Regexp Help

Hi,

I am looking for a way to do the following:

I have some html in strings, mostly links (i.e. <a
href="http://mysite.com">). I need to delete these lines. I've been
trying to do this, but it's not working out:

question.gsub! ("<a href=\"\/([.]+)\/\" >$/i", "")
or also: question.gsub! ("<a href=\"\/([a-zA-z0-9]+)\/\" >$/i", "")
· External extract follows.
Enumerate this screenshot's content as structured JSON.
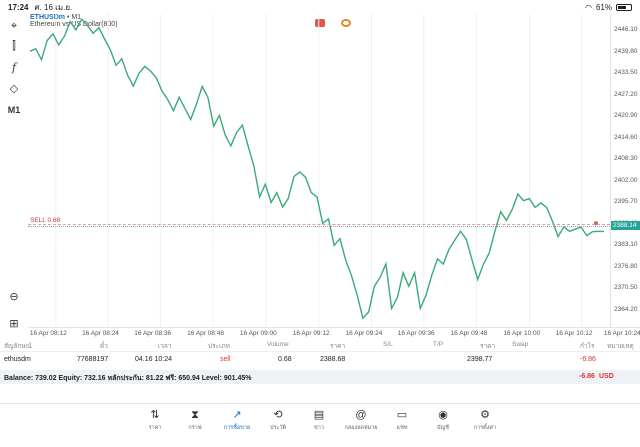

(and various permutations of these two).

How would one go about this?

Thanks,
Jillian

···

--
Posted via http://www.ruby-forum.com/.

Jillian Kozyra wrote:

Hi,

I am looking for a way to do the following:

I have some html in strings, mostly links (i.e. <a
href="http://mysite.com">). I need to delete these lines. I've been
trying to do this, but it's not working out:

question.gsub! ("<a href=\"\/([.]+)\/\" >$/i", "")
or also: question.gsub! ("<a href=\"\/([a-zA-z0-9]+)\/\" >$/i", "")

(and various permutations of these two).

How would one go about this?

Thanks,
Jillian

q = 'Hello <a href="http://mysite.com">world<a
href="http://mysite.com">.'

result = q.gsub(/<a.*?>/, "")
puts result

--output:--
Hello world.

···

--
Posted via http://www.ruby-forum.com/\.

Why not =>

irb(main):001:0> require 'nokogiri'
  => true
irb(main):002:0> doc = Nokogiri::HTML(<<-eohtml)
irb(main):003:1" <html>
irb(main):004:1" <body>
irb(main):005:1" <a href="http://mysite.com">Bla</a>
irb(main):006:1" </body>
irb(main):007:1" </html>
irb(main):008:1" eohtml

doc.xpath('//a')[0].attributes["href"].to_s
  => "http://mysite.com"

http://tenderlovemaking.com/2008/10/30/nokogiri-is-released/
Cheers

···

On 28.07.2009, at 08:12, Jillian Kozyra wrote:

Hi,

I am looking for a way to do the following:

I have some html in strings, mostly links (i.e. <a
href="http://mysite.com">). I need to delete these lines. I've been
trying to do this, but it's not working out:

question.gsub! ("<a href=\"\/([.]+)\/\" >$/i", "")
or also: question.gsub! ("<a href=\"\/([a-zA-z0-9]+)\/\" >$/i", "")

(and various permutations of these two).

How would one go about this?

Thanks,
Jillian
--
Posted via http://www.ruby-forum.com/\.

I would write like

result = q.gsub(/<[^>]*>/, "")

Thanks

Actually, doc.content would do what the op requested.

Ray

···

On Tue, Jul 28, 2009 at 10:20 AM, Kai König <kai@kairichardkoenig.com>wrote:

Why not =>

doc.xpath('//a')[0].attributes["href"].to_s
=> "http://mysite.com"